L’Avantime devient ainsi le dernier grand projet automobile fabriqué par Matra. Son échec commercial n’est pas l’unique cause de la fin de l’entreprise automobile, mais il prive Romorantin du programme susceptible de compenser la perte de l’Espace.

2003 : Matra arrête la production automobile et change de domaine

En 2003, Lagardère décide de mettre fin à l’activité de construction automobile de Matra. Cette disparition est parfois résumée comme une faillite, mais la réalité est plus précise : elle résulte d’un retrait stratégique après la perte du programme Espace et l’échec de l’Avantime. La production cesse à Romorantin et les activités d’ingénierie, d’essais et de prototypes sont cédées à Pininfarina.

Le nom Matra ne disparaît pourtant pas. À partir de 2004, l’activité restante se réoriente vers les véhicules électriques légers, notamment les vélos, scooters et autres solutions de mobilité.

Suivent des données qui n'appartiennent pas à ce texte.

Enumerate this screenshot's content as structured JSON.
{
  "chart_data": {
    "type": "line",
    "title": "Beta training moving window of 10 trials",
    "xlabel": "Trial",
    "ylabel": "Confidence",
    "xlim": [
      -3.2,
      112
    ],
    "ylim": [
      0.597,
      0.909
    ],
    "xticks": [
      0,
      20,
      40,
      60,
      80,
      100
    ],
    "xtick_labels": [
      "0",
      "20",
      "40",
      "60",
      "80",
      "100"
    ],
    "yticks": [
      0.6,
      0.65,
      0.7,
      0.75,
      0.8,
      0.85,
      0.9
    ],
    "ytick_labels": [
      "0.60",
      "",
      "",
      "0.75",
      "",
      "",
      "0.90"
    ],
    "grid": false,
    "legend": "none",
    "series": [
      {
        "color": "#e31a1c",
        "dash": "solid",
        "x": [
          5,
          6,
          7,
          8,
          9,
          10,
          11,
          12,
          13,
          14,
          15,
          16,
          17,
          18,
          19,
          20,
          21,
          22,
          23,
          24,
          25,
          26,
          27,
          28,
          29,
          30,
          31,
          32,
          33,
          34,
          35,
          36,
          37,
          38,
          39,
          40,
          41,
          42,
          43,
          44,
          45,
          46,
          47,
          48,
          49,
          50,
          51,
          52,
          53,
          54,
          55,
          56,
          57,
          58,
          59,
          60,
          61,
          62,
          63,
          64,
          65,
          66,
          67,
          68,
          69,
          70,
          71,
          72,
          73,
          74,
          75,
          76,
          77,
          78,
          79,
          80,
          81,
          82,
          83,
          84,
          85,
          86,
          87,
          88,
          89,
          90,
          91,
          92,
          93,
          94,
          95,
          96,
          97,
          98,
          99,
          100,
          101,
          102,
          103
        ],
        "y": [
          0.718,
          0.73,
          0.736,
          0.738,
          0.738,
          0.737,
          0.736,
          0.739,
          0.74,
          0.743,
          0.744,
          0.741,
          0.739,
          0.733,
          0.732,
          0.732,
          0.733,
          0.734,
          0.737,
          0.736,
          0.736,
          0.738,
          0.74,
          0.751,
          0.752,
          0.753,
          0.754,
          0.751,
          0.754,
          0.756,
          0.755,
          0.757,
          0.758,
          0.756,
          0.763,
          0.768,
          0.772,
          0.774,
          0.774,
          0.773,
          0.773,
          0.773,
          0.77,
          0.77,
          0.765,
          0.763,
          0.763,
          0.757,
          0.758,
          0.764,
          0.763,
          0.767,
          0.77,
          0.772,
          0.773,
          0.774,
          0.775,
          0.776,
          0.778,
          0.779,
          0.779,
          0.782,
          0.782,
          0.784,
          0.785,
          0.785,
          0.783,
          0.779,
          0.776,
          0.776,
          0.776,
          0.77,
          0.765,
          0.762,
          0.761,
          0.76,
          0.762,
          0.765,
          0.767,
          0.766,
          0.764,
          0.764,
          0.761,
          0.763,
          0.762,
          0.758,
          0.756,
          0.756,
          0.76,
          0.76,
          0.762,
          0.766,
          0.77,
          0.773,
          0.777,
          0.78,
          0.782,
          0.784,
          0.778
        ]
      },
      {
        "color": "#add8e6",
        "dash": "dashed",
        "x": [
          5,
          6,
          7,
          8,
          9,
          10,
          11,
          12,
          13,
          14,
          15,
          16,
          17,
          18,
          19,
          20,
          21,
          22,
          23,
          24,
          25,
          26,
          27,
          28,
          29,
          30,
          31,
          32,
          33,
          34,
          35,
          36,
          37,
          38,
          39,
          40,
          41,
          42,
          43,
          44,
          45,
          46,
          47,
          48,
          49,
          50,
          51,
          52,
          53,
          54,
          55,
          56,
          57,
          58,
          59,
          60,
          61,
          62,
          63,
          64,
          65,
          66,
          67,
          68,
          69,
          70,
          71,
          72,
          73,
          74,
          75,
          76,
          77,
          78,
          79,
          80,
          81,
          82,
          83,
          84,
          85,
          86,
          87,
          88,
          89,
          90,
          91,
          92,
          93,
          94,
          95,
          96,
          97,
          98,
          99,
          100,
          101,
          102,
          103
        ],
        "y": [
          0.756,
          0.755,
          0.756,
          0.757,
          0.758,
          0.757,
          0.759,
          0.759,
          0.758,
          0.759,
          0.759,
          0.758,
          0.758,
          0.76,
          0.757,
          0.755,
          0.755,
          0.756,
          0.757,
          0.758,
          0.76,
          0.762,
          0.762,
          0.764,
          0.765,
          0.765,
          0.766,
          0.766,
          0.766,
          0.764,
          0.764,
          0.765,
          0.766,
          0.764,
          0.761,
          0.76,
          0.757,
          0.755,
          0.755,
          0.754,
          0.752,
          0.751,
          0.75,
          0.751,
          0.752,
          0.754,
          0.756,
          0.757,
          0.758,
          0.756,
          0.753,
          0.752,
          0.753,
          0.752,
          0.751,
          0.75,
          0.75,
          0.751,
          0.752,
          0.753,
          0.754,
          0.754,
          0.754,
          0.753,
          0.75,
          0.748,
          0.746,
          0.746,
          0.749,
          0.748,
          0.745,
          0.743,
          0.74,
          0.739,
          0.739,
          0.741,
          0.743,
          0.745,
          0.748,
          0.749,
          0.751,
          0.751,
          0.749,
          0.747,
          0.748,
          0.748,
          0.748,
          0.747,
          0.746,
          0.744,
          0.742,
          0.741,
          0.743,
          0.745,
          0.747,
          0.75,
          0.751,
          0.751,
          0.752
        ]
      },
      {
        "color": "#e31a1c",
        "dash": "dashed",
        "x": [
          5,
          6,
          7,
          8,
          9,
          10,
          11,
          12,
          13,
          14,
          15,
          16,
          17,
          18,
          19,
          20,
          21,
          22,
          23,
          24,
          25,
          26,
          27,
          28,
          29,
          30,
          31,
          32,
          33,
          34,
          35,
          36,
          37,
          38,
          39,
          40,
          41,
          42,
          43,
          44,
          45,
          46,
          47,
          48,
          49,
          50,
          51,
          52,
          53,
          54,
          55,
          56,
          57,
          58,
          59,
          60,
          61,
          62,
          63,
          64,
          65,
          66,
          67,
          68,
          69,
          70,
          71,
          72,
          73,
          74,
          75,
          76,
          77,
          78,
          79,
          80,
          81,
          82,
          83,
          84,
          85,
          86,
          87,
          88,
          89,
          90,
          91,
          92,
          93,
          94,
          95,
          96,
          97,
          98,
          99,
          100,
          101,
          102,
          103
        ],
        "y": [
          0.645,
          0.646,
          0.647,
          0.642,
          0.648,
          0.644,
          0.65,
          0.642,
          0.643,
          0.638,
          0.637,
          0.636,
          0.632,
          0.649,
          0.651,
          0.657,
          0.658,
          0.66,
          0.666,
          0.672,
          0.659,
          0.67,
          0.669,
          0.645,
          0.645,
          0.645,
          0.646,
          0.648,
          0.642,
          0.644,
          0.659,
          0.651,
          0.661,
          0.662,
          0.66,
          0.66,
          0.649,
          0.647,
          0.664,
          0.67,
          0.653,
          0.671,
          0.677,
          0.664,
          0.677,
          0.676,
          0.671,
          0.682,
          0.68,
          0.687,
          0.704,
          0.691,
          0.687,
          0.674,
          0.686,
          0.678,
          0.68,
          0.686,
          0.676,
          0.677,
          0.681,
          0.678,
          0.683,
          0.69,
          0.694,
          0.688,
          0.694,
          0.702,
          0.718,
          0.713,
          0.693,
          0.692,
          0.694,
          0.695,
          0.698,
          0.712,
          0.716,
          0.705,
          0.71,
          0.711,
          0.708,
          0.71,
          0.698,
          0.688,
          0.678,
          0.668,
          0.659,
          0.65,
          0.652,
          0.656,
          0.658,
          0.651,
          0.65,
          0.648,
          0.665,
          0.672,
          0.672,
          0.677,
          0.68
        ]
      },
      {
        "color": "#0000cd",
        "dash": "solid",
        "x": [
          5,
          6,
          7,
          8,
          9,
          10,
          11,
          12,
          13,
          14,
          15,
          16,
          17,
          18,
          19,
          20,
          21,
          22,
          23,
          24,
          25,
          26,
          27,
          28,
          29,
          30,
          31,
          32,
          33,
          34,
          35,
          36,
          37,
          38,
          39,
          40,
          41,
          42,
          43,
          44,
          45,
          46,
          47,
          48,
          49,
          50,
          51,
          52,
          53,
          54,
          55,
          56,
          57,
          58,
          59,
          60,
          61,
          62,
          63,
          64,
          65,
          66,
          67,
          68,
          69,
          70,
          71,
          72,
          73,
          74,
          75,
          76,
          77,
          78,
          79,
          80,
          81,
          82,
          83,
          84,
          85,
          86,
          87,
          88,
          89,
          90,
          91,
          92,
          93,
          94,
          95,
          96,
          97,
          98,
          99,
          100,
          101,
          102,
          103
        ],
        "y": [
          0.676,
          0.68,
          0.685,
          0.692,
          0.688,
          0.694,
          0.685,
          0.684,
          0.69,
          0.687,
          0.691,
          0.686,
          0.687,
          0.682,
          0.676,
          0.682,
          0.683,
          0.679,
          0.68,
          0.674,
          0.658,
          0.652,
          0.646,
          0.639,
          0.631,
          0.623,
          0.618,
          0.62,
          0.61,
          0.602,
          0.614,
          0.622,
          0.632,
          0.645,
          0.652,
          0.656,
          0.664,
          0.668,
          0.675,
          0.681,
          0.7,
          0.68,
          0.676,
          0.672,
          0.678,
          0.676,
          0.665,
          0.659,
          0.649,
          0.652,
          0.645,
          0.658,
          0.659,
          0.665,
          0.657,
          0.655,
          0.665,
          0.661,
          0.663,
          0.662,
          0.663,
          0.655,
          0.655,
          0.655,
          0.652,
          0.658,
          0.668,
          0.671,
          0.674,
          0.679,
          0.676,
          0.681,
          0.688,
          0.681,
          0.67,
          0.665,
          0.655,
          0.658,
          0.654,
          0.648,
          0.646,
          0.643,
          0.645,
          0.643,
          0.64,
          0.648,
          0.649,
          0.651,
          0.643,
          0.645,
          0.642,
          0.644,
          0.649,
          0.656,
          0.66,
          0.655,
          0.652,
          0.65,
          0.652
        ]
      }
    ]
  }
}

En 2014, Lagardère cède les actifs industriels et commerciaux de cette branche à Easybike et lui accorde l’exploitation de la marque dans ce domaine.

Aujourd’hui, Matra subsiste dans l’univers de la mobilité légère, notamment à travers les vélos électriques et le Groupe Rebirth. Il n’existe plus de constructeur automobile Matra comparable à celui qui produisait autrefois les Bagheera, Murena ou Espace à Romorantin. L’histoire automobile de la marque s’étend donc essentiellement de 1964 à 2003, période durant laquelle Matra aura successivement été constructeur de sportives, champion du monde en compétition, créateur de véhicules atypiques puis partenaire industriel à l’origine de l’un des concepts familiaux les plus marquants de l’automobile européenne.